Despite the book's title, we don't spend that much time with Worstley -- instead the focus shifts (for good reason) to a band of hero--well, a group of companions. There's Fia -- a fierce warrior from a distant land, who just wants to live a life of peace with some nice roses -- and some armor that would actually protect her (not that there's anyone who minds seeing here in her chain-mail bikini). Argabella, a struggling bard who is cursed to be covered in fur -- she's basically Fflewddur Fflam and Gurgi combined (last Prydian reference, probably). Every adventuring party needs a rogue/thief, this one has to settle for the klutzy and not necessarily bright, Poltro, and her guardian, the Dark Lord magician, Toby (though some would only consider him crepuscular), of dubious talents. I can't forget Grinda the sand witch (no, really), Worstley's aunt and a magic user of considerable talent.

 

There are no shortage of villains -- and/or antagonists to this party. There are some pretty annoying elves; a hungry giant; Løcher, the King's chamberlain and mortal enemy of Grinda; Staph, the pixie behind the Chosening; as well as several magical traps, Lastly, there's Steve. We don't meet him (I'm betting it'll be in Book 3 when we do), but throughout these adventures we how much this world, and our heroes lives, have been turned upside down my the worst Steve since one (allegedly) unleashed the preposterous hypothesis that Jemaine was a large water-dwelling mammal. Steve . . .

 

The writing is just spot-on good. Dawson and Hearne have taken all these various and disparate themes, tropes, characters and surrounded them with a lot of laughs. There's some pretty sophisticated humor, some stuff that's pretty clever -- but they also run the gamut to some pretty low-brow jokes as well. Really, these two are on a tight comedic budget, no joke is too cheap. The variation ensures there's a little something for everyone -- and that you can't predict where the humor will come from. I will admit that early on I got annoyed with a few running jokes, but I eventually got to the point that I enjoyed them -- not just in a "really? they're trying it again?" sense, either.

 

For all the comedy -- Kill the Farm Boy hits the emotional moments just right. There's a depiction of grief towards the end (spoiler?) that I found incredibly affecting and effective.
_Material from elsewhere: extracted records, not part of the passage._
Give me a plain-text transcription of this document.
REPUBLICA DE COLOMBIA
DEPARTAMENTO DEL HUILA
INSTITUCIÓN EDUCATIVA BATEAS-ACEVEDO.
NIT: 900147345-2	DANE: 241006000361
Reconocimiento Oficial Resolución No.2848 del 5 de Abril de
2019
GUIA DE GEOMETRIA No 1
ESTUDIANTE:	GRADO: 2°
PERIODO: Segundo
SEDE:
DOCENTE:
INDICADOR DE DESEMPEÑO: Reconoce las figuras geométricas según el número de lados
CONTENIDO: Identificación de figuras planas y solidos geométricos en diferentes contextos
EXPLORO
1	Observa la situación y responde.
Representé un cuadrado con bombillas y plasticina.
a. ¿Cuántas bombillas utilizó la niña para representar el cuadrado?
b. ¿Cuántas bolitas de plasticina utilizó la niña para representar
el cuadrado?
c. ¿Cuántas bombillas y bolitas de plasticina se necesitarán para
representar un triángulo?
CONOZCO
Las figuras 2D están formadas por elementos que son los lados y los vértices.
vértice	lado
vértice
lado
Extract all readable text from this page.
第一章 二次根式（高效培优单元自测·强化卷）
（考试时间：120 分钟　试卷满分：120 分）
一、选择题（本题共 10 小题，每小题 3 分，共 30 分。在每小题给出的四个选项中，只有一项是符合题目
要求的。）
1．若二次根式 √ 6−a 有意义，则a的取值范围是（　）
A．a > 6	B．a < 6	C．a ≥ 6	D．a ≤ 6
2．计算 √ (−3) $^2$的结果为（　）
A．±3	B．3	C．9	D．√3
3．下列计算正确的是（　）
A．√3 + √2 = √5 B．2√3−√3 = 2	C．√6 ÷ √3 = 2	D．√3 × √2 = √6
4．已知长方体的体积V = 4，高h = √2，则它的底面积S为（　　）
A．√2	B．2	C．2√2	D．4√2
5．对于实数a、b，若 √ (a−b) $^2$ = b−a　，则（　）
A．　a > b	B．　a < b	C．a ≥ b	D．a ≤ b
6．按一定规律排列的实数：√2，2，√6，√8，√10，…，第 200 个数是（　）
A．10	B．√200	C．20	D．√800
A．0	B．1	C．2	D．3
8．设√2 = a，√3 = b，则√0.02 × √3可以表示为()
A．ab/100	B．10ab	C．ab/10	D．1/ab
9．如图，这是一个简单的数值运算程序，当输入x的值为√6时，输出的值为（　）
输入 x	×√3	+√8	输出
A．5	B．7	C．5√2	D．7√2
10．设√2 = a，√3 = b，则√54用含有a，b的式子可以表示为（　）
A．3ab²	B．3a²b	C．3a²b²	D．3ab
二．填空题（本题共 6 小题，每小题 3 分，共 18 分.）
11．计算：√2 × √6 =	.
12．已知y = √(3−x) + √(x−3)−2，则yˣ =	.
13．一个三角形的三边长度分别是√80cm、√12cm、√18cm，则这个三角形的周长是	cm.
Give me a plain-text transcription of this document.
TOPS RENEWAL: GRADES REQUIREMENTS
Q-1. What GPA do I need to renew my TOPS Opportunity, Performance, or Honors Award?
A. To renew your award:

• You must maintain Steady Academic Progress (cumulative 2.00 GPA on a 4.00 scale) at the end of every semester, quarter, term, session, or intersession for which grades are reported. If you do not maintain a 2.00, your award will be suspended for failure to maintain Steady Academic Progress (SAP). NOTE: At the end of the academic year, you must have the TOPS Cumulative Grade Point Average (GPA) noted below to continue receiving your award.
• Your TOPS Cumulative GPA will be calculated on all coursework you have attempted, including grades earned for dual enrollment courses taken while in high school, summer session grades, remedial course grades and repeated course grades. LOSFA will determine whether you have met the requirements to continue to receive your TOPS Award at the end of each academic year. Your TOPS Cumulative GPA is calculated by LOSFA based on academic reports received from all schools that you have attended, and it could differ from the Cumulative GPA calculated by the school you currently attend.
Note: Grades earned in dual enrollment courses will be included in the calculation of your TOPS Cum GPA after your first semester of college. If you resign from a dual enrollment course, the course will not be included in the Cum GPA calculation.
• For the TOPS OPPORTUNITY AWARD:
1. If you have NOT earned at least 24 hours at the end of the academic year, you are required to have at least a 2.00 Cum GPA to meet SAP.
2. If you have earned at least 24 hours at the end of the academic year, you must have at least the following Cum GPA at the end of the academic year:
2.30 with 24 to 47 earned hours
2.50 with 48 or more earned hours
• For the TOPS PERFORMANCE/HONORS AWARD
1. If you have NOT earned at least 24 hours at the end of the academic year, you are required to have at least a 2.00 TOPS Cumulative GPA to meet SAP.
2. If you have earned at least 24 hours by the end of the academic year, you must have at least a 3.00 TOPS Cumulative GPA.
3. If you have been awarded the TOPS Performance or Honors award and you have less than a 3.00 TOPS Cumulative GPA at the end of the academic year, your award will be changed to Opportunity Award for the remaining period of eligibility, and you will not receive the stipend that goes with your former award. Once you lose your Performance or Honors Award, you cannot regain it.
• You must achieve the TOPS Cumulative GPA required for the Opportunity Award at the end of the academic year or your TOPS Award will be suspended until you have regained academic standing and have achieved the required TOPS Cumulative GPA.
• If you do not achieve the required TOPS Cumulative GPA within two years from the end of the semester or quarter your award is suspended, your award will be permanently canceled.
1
There are smaller moments -- less extreme moments -- too that are dealt with just right. Maybe even better than some of the bigger comedic moments. This is the reward of populating this book with fully-realized characters, not just joke vehicles.

 

I have a couple of quibbles, nothing major, but I'm not wholly over the moon with this (but I can probably hit sub-orbital status). There was a bit about a fairly articulate Troll being taken down by a female using (primarily) her wits that could've used a dollop or five of subtly. Clearly they weren't going for subtle, or they'd have gotten a lot closer to it. But it bugged me a bit (while being funny and on point). Secondly, and this is going to be strange after the last 2 posts -- but this seemed to be too long. Now, I can't imagine cutting a single line, much less a scene or chapter from this, but it just felt a little long. I do worry that some of Poltro's backstory is too tragic and upon reflection makes it in poor taste (at best) to laugh about her -- which is a shame, because she was a pretty funny character until you learn about her.

 

This is probably the best comedic/parody/satire fantasy since Peter David's Sir Apropos of Nothing -- and this doesn't have all the problematic passages. I've appreciated Dawson's work in the past, and you have to spend 30 seconds here to know that I'm a huge Hearne fan, together they've created something unlike what they've done before. Well, except for their characteristic quality -- that's there. I cared about these characters -- and they made me laugh, and giggle, and roll my eyes. This is the whole package, folks, you'll be glad you gave it a chance.

 

Disclaimer: I received this eARC from Random House Publishing Group - Ballantine via NetGalley in exchange for this post -- thanks to both for this.